Vous vous demandez si le PEA reste l’enveloppe la plus efficace pour investir en bourse en 2026, et comment éviter les erreurs qui coûtent cher au moment d’un retrait. Le plan d’épargne en actions n’a rien perdu de son intérêt : il permet d’investir sur les actions et les fonds européens, puis de récupérer ses gains en quasi-franchise d’impôt sur le revenu une fois le plan détenu depuis cinq ans. Encore faut-il comprendre son plafond de versements, sa fiscalité réelle après cinq ans, les titres que vous pouvez y loger et les conséquences d’un retrait anticipé. Selon l’AMF, le PEA reste l’un des supports les plus utilisés par les particuliers pour s’exposer aux marchés actions sur le long terme. Ce guide 2026 fait le tour des règles à connaître avant d’ouvrir, en chiffres à jour, pour que vous décidiez en connaissance de cause sans mauvaise surprise au moment de sortir vos liquidités.
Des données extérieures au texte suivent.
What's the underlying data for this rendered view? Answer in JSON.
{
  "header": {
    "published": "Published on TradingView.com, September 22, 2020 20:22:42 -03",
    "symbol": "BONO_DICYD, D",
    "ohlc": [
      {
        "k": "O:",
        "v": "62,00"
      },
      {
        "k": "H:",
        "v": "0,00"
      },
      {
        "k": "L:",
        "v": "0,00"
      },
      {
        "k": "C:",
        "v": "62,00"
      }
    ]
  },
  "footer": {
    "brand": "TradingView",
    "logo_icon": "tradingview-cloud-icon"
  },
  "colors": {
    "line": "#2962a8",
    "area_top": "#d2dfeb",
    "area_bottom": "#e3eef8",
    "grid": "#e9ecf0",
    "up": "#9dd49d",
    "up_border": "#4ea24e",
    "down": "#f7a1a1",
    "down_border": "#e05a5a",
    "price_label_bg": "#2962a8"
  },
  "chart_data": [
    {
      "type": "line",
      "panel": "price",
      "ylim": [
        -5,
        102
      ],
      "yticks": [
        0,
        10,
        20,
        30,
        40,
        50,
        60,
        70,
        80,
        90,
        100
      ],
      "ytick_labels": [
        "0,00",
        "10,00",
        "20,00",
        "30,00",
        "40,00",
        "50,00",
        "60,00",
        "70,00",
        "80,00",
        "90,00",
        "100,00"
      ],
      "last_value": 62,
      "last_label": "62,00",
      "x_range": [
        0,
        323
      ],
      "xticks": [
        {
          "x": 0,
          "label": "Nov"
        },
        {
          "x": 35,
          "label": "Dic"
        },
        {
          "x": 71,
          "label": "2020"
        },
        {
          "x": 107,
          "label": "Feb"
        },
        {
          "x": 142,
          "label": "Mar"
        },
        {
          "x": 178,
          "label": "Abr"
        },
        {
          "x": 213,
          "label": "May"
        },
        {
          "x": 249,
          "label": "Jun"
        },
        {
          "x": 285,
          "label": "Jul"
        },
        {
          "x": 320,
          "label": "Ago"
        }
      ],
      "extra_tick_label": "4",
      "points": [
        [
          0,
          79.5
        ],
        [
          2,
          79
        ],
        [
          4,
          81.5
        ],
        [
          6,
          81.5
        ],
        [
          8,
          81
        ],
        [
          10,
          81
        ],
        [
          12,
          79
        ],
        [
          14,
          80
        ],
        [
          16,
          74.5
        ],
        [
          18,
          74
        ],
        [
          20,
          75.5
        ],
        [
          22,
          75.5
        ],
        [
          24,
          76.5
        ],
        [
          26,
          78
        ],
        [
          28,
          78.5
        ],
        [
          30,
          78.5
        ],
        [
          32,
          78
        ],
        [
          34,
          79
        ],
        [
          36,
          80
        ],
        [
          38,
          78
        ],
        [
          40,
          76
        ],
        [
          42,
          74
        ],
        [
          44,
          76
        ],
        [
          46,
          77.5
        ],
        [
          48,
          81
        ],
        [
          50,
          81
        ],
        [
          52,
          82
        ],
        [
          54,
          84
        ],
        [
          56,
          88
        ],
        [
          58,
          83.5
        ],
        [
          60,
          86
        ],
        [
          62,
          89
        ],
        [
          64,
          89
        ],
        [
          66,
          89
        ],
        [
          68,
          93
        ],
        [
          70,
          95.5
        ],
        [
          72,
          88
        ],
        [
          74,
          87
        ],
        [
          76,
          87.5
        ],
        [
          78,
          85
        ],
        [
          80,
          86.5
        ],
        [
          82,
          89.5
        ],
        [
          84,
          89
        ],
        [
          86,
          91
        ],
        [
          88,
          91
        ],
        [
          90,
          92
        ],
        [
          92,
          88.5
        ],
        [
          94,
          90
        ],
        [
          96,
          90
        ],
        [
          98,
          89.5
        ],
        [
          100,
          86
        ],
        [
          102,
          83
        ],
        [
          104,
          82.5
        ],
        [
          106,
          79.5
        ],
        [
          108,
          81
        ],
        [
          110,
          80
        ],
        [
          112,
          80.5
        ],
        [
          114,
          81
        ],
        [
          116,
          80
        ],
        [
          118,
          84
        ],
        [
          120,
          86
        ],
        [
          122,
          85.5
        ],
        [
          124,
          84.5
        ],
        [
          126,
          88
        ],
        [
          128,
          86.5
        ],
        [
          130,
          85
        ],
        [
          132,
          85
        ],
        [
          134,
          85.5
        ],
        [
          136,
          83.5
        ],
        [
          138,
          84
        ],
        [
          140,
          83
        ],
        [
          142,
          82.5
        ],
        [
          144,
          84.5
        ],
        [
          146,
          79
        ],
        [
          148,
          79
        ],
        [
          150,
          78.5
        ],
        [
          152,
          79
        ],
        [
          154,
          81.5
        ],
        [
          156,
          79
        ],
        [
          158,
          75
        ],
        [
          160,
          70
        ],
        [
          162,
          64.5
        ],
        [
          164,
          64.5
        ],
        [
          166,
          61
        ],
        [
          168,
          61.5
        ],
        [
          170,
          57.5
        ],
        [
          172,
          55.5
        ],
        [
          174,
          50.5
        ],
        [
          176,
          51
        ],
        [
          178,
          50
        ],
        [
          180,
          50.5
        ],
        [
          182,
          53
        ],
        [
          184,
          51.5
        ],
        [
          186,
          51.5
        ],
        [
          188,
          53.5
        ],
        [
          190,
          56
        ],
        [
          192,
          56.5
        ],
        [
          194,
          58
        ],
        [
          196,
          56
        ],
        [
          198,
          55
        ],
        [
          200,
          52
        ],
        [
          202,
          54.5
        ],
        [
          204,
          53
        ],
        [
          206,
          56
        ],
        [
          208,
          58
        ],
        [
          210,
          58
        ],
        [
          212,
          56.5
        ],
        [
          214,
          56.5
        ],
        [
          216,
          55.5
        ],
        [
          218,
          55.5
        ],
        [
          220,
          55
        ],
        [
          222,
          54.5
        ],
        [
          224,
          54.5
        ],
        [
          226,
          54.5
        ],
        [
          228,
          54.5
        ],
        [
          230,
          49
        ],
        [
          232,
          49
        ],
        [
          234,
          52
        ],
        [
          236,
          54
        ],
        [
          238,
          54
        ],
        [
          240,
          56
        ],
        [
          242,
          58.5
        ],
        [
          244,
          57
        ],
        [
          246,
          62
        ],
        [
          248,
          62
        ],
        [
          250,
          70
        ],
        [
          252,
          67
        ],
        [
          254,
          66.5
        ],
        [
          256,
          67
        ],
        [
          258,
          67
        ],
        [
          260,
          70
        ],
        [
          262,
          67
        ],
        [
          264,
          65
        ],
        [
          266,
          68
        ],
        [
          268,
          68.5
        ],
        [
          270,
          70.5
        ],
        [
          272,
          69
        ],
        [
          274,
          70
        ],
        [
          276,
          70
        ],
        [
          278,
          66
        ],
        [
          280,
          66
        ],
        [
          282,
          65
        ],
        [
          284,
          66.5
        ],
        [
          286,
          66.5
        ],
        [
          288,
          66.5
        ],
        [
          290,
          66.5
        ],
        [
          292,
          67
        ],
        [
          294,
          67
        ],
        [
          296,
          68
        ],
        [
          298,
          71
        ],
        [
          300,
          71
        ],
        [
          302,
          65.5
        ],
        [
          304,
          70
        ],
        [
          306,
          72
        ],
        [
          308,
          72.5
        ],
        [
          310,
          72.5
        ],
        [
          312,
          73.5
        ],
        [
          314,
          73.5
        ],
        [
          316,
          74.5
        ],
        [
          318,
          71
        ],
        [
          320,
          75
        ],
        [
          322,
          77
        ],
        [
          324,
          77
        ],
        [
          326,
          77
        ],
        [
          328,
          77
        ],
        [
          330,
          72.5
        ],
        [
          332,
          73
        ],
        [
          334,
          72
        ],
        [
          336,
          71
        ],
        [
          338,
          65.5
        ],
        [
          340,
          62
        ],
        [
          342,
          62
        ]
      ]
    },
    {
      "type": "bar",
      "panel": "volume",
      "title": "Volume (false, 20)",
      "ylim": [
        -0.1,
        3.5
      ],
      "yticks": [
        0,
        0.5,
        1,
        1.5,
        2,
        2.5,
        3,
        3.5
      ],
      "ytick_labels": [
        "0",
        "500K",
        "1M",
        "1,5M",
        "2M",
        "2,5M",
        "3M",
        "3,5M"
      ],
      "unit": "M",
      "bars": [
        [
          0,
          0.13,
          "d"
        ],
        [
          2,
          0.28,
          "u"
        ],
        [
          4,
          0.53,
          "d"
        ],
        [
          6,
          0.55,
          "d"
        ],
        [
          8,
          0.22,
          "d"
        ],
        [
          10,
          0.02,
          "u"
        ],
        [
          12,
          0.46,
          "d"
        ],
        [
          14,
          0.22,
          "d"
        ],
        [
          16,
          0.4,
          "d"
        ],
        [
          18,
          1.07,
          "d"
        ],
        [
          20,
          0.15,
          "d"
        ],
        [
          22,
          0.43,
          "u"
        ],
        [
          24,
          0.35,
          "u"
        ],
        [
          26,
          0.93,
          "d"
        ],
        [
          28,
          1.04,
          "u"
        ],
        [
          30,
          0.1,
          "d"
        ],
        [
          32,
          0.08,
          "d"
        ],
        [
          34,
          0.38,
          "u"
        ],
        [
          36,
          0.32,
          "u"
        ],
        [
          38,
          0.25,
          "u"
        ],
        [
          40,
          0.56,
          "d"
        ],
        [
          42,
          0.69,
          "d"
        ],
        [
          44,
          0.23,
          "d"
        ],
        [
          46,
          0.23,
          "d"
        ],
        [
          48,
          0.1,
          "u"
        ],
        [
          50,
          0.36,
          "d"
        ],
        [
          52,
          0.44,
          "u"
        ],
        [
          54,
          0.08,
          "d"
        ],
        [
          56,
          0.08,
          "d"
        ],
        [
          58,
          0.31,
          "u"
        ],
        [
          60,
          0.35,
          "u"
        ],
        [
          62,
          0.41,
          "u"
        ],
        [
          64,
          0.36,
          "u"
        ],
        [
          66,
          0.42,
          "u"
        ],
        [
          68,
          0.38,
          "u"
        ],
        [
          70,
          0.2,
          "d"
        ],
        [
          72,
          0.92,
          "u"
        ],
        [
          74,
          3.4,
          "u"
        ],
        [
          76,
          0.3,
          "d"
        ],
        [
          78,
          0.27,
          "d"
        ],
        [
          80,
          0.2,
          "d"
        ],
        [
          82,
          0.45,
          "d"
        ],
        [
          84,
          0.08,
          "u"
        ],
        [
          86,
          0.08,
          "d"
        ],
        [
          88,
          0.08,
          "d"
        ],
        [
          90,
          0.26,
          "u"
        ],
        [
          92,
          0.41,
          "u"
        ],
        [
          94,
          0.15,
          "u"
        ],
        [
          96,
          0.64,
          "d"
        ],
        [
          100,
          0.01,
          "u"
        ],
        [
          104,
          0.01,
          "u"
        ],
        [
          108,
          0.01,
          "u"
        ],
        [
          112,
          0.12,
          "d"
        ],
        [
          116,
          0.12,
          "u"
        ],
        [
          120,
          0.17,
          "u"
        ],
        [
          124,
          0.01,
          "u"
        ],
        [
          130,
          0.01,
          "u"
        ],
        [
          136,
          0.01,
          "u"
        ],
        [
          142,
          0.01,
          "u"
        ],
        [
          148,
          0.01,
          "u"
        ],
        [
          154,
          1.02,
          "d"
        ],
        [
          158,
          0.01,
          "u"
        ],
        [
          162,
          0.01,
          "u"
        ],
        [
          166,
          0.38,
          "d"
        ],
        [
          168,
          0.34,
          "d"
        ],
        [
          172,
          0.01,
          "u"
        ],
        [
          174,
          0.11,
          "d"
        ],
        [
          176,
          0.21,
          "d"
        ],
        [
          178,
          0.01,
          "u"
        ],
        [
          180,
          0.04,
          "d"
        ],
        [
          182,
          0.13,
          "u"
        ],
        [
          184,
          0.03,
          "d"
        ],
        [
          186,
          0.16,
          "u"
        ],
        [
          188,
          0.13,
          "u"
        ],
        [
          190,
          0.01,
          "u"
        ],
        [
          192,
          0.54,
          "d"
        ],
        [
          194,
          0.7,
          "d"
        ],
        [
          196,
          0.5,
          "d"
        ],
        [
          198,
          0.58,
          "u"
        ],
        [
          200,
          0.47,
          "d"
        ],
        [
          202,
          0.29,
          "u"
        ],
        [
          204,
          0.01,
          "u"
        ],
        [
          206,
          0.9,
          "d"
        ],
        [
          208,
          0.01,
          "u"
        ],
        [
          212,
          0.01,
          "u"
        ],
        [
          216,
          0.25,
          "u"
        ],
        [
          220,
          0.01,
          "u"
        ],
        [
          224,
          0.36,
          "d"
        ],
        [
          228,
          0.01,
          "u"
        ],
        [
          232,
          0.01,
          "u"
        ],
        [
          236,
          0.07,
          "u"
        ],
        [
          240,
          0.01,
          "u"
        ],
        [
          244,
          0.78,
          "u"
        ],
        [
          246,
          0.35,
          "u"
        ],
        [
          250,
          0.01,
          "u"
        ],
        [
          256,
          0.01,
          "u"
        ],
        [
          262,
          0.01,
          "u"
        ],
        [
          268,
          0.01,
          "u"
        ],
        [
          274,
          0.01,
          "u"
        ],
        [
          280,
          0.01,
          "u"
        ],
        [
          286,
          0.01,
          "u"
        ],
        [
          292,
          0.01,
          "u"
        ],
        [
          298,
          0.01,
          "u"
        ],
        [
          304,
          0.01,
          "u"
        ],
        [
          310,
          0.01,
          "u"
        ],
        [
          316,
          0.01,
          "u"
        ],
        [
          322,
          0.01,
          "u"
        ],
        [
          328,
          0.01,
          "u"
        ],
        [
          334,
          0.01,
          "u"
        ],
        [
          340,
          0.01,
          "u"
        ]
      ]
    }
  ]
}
Le plafond du PEA en 2026 : 150 000 euros de versements
Le PEA classique est plafonné à 150 000 euros de versements en numéraire en 2026. Ce plafond porte sur l’argent que vous déposez, pas sur la valeur de votre portefeuille : si vos titres prennent de la valeur, le plan peut dépasser largement 150 000 euros sans que cela pose le moindre problème. Vous pouvez donc continuer à percevoir des plus-values et des dividendes réinvestis bien au-delà de ce seuil, tant que vos nouveaux dépôts cumulés ne le franchissent pas. Chaque personne majeure ne peut détenir qu’un seul PEA, et un foyer fiscal en compte deux au maximum. Le PEA peut se cumuler avec un PEA-PME, dédié aux petites et moyennes entreprises, mais l’ensemble des deux enveloppes reste plafonné à 225 000 euros de versements. Un point souvent ignoré : c’est la date d’ouverture qui fait courir le compteur fiscal des cinq ans, pas la date de vos premiers investissements. Ouvrir un PEA tôt, même avec un versement symbolique, permet de prendre date et de sécuriser l’antériorité fiscale pour plus tard.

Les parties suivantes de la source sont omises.